Still, there are small shifts to the program every year, and 2015 will be no different. Let’s go over three developments to watch for in 2015 if you’re one of the millions of Americans either paying into or receiving money from Social Security.
Payment amounts and income subject to taxes are rising
In January, Social Security payments will increase 1.7% thanks to the annual cost-of-living increase, and the income limit subject to Social Security taxes increases to $118,500 from $117,500. The average monthly payment to a retiree will be $1,328, up from $1,306 prior to the adjustment.
The maximum possible Social Security benefit to a new retiree just reaching full retirement age in 2015 will also increase to $2,663 per month from $2,642 per month in 2014.
If the payments and increases seem woefully inadequate to cover your lifestyle in retirement, you’re not alone. Social Security was never designed to be your only source of income in retirement — just a foundation to be supplemented with pensions and/or personal savings.

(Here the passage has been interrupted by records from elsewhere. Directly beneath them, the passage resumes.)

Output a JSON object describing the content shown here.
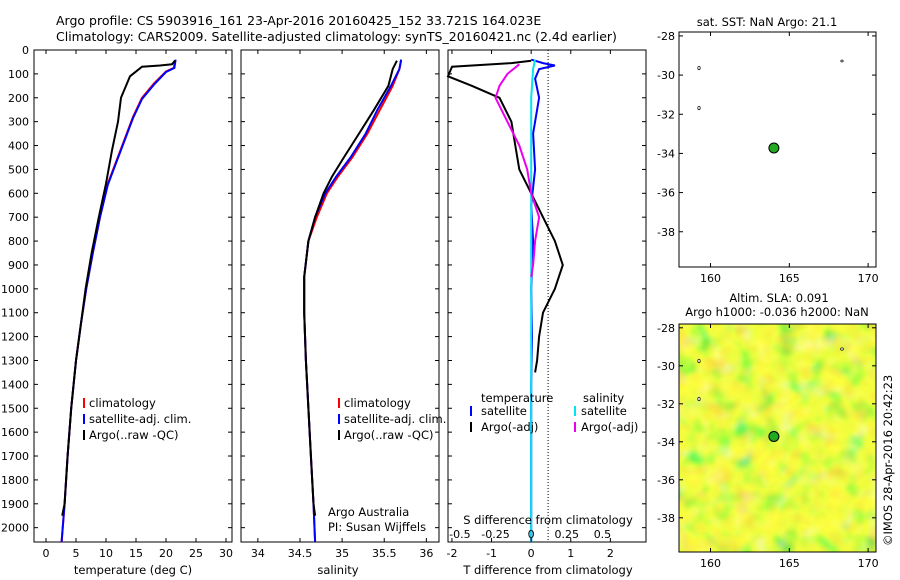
{
  "header": {
    "line1": "Argo profile: CS 5903916_161 23-Apr-2016 20160425_152 33.721S 164.023E",
    "line2": "Climatology: CARS2009. Satellite-adjusted climatology: synTS_20160421.nc (2.4d earlier)"
  },
  "colors": {
    "climatology": "#ff0000",
    "satellite": "#0000ff",
    "argo": "#000000",
    "sal_satellite": "#00e5ee",
    "sal_argo": "#ee00ee",
    "float": "#22aa22"
  },
  "chart_data": [
    {
      "type": "line",
      "id": "temperature",
      "xlabel": "temperature (deg C)",
      "xlim": [
        -2,
        31
      ],
      "ylim": [
        2060,
        0
      ],
      "xticks": [
        0,
        5,
        10,
        15,
        20,
        25,
        30
      ],
      "yticks": [
        0,
        100,
        200,
        300,
        400,
        500,
        600,
        700,
        800,
        900,
        1000,
        1100,
        1200,
        1300,
        1400,
        1500,
        1600,
        1700,
        1800,
        1900,
        2000
      ],
      "legend": [
        "climatology",
        "satellite-adj. clim.",
        "Argo(..raw -QC)"
      ],
      "series": [
        {
          "name": "climatology",
          "color": "#ff0000",
          "points": [
            [
              21.5,
              45
            ],
            [
              21.3,
              75
            ],
            [
              20,
              90
            ],
            [
              18,
              140
            ],
            [
              16,
              200
            ],
            [
              14.5,
              280
            ],
            [
              13,
              380
            ],
            [
              11.5,
              480
            ],
            [
              10.3,
              560
            ],
            [
              9,
              700
            ],
            [
              7.8,
              850
            ],
            [
              6.7,
              1000
            ],
            [
              5.8,
              1150
            ],
            [
              5,
              1300
            ],
            [
              4.2,
              1500
            ],
            [
              3.6,
              1700
            ],
            [
              3.1,
              1900
            ],
            [
              2.6,
              2060
            ]
          ]
        },
        {
          "name": "satellite-adj. clim.",
          "color": "#0000ff",
          "points": [
            [
              21.6,
              40
            ],
            [
              21.4,
              75
            ],
            [
              20,
              92
            ],
            [
              18,
              145
            ],
            [
              16,
              205
            ],
            [
              14.5,
              285
            ],
            [
              13,
              385
            ],
            [
              11.5,
              485
            ],
            [
              10.3,
              565
            ],
            [
              9,
              700
            ],
            [
              7.8,
              850
            ],
            [
              6.7,
              1000
            ],
            [
              5.8,
              1150
            ],
            [
              5,
              1300
            ],
            [
              4.2,
              1500
            ],
            [
              3.6,
              1700
            ],
            [
              3.1,
              1900
            ],
            [
              2.6,
              2060
            ]
          ]
        },
        {
          "name": "Argo(..raw -QC)",
          "color": "#000000",
          "points": [
            [
              21.5,
              45
            ],
            [
              21,
              60
            ],
            [
              19,
              65
            ],
            [
              16,
              70
            ],
            [
              14,
              110
            ],
            [
              12.5,
              200
            ],
            [
              12,
              300
            ],
            [
              11,
              420
            ],
            [
              10,
              560
            ],
            [
              8.8,
              700
            ],
            [
              7.6,
              850
            ],
            [
              6.6,
              1000
            ],
            [
              5.8,
              1150
            ],
            [
              5,
              1300
            ],
            [
              4.2,
              1500
            ],
            [
              3.6,
              1700
            ],
            [
              3.1,
              1900
            ],
            [
              2.7,
              1950
            ]
          ]
        }
      ]
    },
    {
      "type": "line",
      "id": "salinity",
      "xlabel": "salinity",
      "xlim": [
        33.8,
        36.15
      ],
      "ylim": [
        2060,
        0
      ],
      "xticks": [
        34,
        34.5,
        35,
        35.5,
        36
      ],
      "legend": [
        "climatology",
        "satellite-adj. clim.",
        "Argo(..raw -QC)"
      ],
      "annotation": [
        "Argo Australia",
        "PI: Susan Wijffels"
      ],
      "series": [
        {
          "name": "climatology",
          "color": "#ff0000",
          "points": [
            [
              35.7,
              45
            ],
            [
              35.68,
              80
            ],
            [
              35.6,
              150
            ],
            [
              35.45,
              250
            ],
            [
              35.3,
              350
            ],
            [
              35.12,
              450
            ],
            [
              34.95,
              530
            ],
            [
              34.82,
              600
            ],
            [
              34.7,
              700
            ],
            [
              34.6,
              800
            ],
            [
              34.55,
              950
            ],
            [
              34.55,
              1100
            ],
            [
              34.57,
              1300
            ],
            [
              34.6,
              1500
            ],
            [
              34.63,
              1700
            ],
            [
              34.66,
              1900
            ],
            [
              34.68,
              2060
            ]
          ]
        },
        {
          "name": "satellite-adj. clim.",
          "color": "#0000ff",
          "points": [
            [
              35.7,
              40
            ],
            [
              35.68,
              80
            ],
            [
              35.58,
              150
            ],
            [
              35.42,
              250
            ],
            [
              35.28,
              350
            ],
            [
              35.1,
              450
            ],
            [
              34.93,
              530
            ],
            [
              34.8,
              600
            ],
            [
              34.68,
              700
            ],
            [
              34.6,
              800
            ],
            [
              34.55,
              950
            ],
            [
              34.55,
              1100
            ],
            [
              34.57,
              1300
            ],
            [
              34.6,
              1500
            ],
            [
              34.63,
              1700
            ],
            [
              34.66,
              1900
            ],
            [
              34.68,
              2060
            ]
          ]
        },
        {
          "name": "Argo(..raw -QC)",
          "color": "#000000",
          "points": [
            [
              35.65,
              45
            ],
            [
              35.6,
              80
            ],
            [
              35.55,
              150
            ],
            [
              35.38,
              250
            ],
            [
              35.2,
              350
            ],
            [
              35.02,
              450
            ],
            [
              34.88,
              530
            ],
            [
              34.78,
              600
            ],
            [
              34.68,
              700
            ],
            [
              34.6,
              800
            ],
            [
              34.55,
              950
            ],
            [
              34.55,
              1100
            ],
            [
              34.57,
              1300
            ],
            [
              34.6,
              1500
            ],
            [
              34.63,
              1700
            ],
            [
              34.66,
              1900
            ],
            [
              34.68,
              1950
            ]
          ]
        }
      ]
    },
    {
      "type": "line",
      "id": "difference",
      "xlabel_top": "S difference from climatology",
      "xlabel": "T difference from climatology",
      "xlim": [
        -2.1,
        2.9
      ],
      "ylim": [
        2060,
        0
      ],
      "xticks_T": [
        "-2",
        "-1",
        "0",
        "1",
        "2"
      ],
      "xticks_S": [
        "-0.5",
        "-0.25",
        "0",
        "0.25",
        "0.5"
      ],
      "legend_temperature": [
        "temperature",
        "satellite",
        "Argo(-adj)"
      ],
      "legend_salinity": [
        "salinity",
        "satellite",
        "Argo(-adj)"
      ],
      "series": [
        {
          "name": "satellite",
          "color": "#0000ff",
          "points": [
            [
              0,
              40
            ],
            [
              0.3,
              55
            ],
            [
              0.6,
              65
            ],
            [
              0.2,
              80
            ],
            [
              0.1,
              120
            ],
            [
              0.2,
              200
            ],
            [
              0.05,
              350
            ],
            [
              0.1,
              500
            ],
            [
              0,
              650
            ],
            [
              0.05,
              800
            ],
            [
              0,
              1000
            ],
            [
              0.02,
              1200
            ],
            [
              0,
              1400
            ],
            [
              0,
              1600
            ],
            [
              0,
              1800
            ],
            [
              0,
              2060
            ]
          ]
        },
        {
          "name": "Argo(-adj)",
          "color": "#000000",
          "points": [
            [
              0,
              45
            ],
            [
              -0.5,
              55
            ],
            [
              -2,
              70
            ],
            [
              -2.1,
              110
            ],
            [
              -1.5,
              150
            ],
            [
              -0.8,
              200
            ],
            [
              -0.5,
              300
            ],
            [
              -0.4,
              400
            ],
            [
              -0.3,
              500
            ],
            [
              0,
              600
            ],
            [
              0.3,
              700
            ],
            [
              0.6,
              800
            ],
            [
              0.8,
              900
            ],
            [
              0.6,
              1000
            ],
            [
              0.3,
              1100
            ],
            [
              0.2,
              1200
            ],
            [
              0.15,
              1300
            ],
            [
              0.1,
              1350
            ]
          ]
        },
        {
          "name": "satellite",
          "color": "#00e5ee",
          "points": [
            [
              0.1,
              40
            ],
            [
              0.05,
              80
            ],
            [
              0,
              200
            ],
            [
              0,
              400
            ],
            [
              0,
              600
            ],
            [
              0,
              800
            ],
            [
              0,
              1000
            ],
            [
              0,
              1200
            ],
            [
              0,
              1400
            ],
            [
              0,
              1600
            ],
            [
              0,
              1800
            ],
            [
              0,
              2060
            ]
          ]
        },
        {
          "name": "Argo(-adj)",
          "color": "#ee00ee",
          "points": [
            [
              -0.3,
              60
            ],
            [
              -0.6,
              100
            ],
            [
              -0.8,
              150
            ],
            [
              -0.9,
              200
            ],
            [
              -0.6,
              300
            ],
            [
              -0.3,
              400
            ],
            [
              -0.1,
              500
            ],
            [
              0,
              600
            ],
            [
              0.2,
              700
            ],
            [
              0.1,
              800
            ],
            [
              0.05,
              900
            ],
            [
              0,
              950
            ]
          ]
        }
      ]
    },
    {
      "type": "scatter",
      "id": "sst_map",
      "title": "sat. SST: NaN Argo: 21.1",
      "xlim": [
        158,
        170.5
      ],
      "ylim": [
        -39.8,
        -27.8
      ],
      "xticks": [
        160,
        165,
        170
      ],
      "yticks": [
        -28,
        -30,
        -32,
        -34,
        -36,
        -38
      ],
      "float_position": [
        164.023,
        -33.721
      ]
    },
    {
      "type": "heatmap",
      "id": "sla_map",
      "title_line1": "Altim. SLA: 0.091",
      "title_line2": "Argo h1000: -0.036 h2000: NaN",
      "xlim": [
        158,
        170.5
      ],
      "ylim": [
        -39.8,
        -27.8
      ],
      "xticks": [
        160,
        165,
        170
      ],
      "yticks": [
        -28,
        -30,
        -32,
        -34,
        -36,
        -38
      ],
      "float_position": [
        164.023,
        -33.721
      ],
      "credit": "©IMOS 28-Apr-2016 20:42:23"
    }
  ]
}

Mailed personal statements are making a comeback (for some people)
Until 2011, Social Security mailed out annual statements telling people who weren’t collecting payments what their eventual benefits would be. Budget cuts curtailed that practice, but it’s making a partial comeback. If you are turning 25, 30, 35, 40, 45, 50, 55, or 60 in 2015, and you haven’t signed up for an online Social Security account, then you can expect to receive a statement this year.
The statement provides an excellent estimate of your benefit and a copy of your earnings record. If you don’t want to wait until your multiple-of-five birthday to see your statement, you can sign up online at this link.

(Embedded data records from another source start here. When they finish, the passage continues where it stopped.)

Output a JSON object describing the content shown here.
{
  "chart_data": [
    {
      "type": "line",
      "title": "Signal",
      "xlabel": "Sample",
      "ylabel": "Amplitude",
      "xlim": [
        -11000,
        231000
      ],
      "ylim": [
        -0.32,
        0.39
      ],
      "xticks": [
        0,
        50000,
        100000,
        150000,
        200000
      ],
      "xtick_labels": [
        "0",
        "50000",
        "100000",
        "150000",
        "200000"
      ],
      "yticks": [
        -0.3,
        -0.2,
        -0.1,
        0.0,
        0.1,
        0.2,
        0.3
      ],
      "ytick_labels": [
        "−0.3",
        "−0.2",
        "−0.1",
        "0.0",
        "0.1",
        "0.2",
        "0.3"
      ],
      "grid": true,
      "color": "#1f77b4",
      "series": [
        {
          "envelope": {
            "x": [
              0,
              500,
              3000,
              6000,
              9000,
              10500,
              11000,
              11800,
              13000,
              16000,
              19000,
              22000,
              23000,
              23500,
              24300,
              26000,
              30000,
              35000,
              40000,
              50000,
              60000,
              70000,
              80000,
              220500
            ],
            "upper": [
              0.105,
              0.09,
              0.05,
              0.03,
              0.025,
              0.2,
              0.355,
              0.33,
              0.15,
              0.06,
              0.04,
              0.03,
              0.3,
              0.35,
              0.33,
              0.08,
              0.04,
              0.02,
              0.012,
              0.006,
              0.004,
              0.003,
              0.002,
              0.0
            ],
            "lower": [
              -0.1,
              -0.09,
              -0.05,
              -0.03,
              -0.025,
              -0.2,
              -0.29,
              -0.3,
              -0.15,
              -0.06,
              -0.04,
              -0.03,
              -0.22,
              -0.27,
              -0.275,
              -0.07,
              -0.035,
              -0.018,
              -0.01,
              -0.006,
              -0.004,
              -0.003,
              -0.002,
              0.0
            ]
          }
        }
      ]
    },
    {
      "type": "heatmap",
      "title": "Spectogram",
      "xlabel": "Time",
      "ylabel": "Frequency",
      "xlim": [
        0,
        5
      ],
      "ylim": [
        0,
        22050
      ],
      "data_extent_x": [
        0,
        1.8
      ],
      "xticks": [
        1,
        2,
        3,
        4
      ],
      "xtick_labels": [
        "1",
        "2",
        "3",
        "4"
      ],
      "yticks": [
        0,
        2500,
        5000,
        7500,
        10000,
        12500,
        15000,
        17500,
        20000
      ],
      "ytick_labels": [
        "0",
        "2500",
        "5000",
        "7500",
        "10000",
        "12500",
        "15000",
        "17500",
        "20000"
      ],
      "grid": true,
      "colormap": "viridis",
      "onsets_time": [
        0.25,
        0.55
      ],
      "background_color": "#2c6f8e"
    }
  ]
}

The financial health of the program will be evaluated around April 1
Every year, the Social Security Trustees publish a report detailing the program’s stability and financial health. The report is due by April 1, but it doesn’t always get published on time. The 2014 report, for instance, was published on July 28.
Key in that report will be an update on the estimated timeline of when the Social Security Trust Funds will empty. In the last report, the trustees estimated that the funds would empty by 2033 and that payments would be cut by about 23%. History suggests Congress will likely pass some combination of tax hikes and benefit cuts to shore up the system between now and then.
Unless and until that happens, though, your best bet is to invest as if you will have to make up for that cut on your own. After all, if taxes rise to cover the gap, it’s easier to dial back your investing to cover the reduction in your take-home pay than to cut your basic costs of living. On the flip side, if benefits are cut, you’ll be glad you have a buffer built up.
It’s your retirement. Take control
Despite the long-term challenges facing Social Security, it remains a key part of millions of Americans’ retirement plans. It appears there will only be modest adjustments to Social Security in 2015, which provides an excellent opportunity to update your end-to-end retirement plans around what you’ll need to retire comfortably. Take advantage of the relative calm to take control of your retirement. Your future self will thank you for it.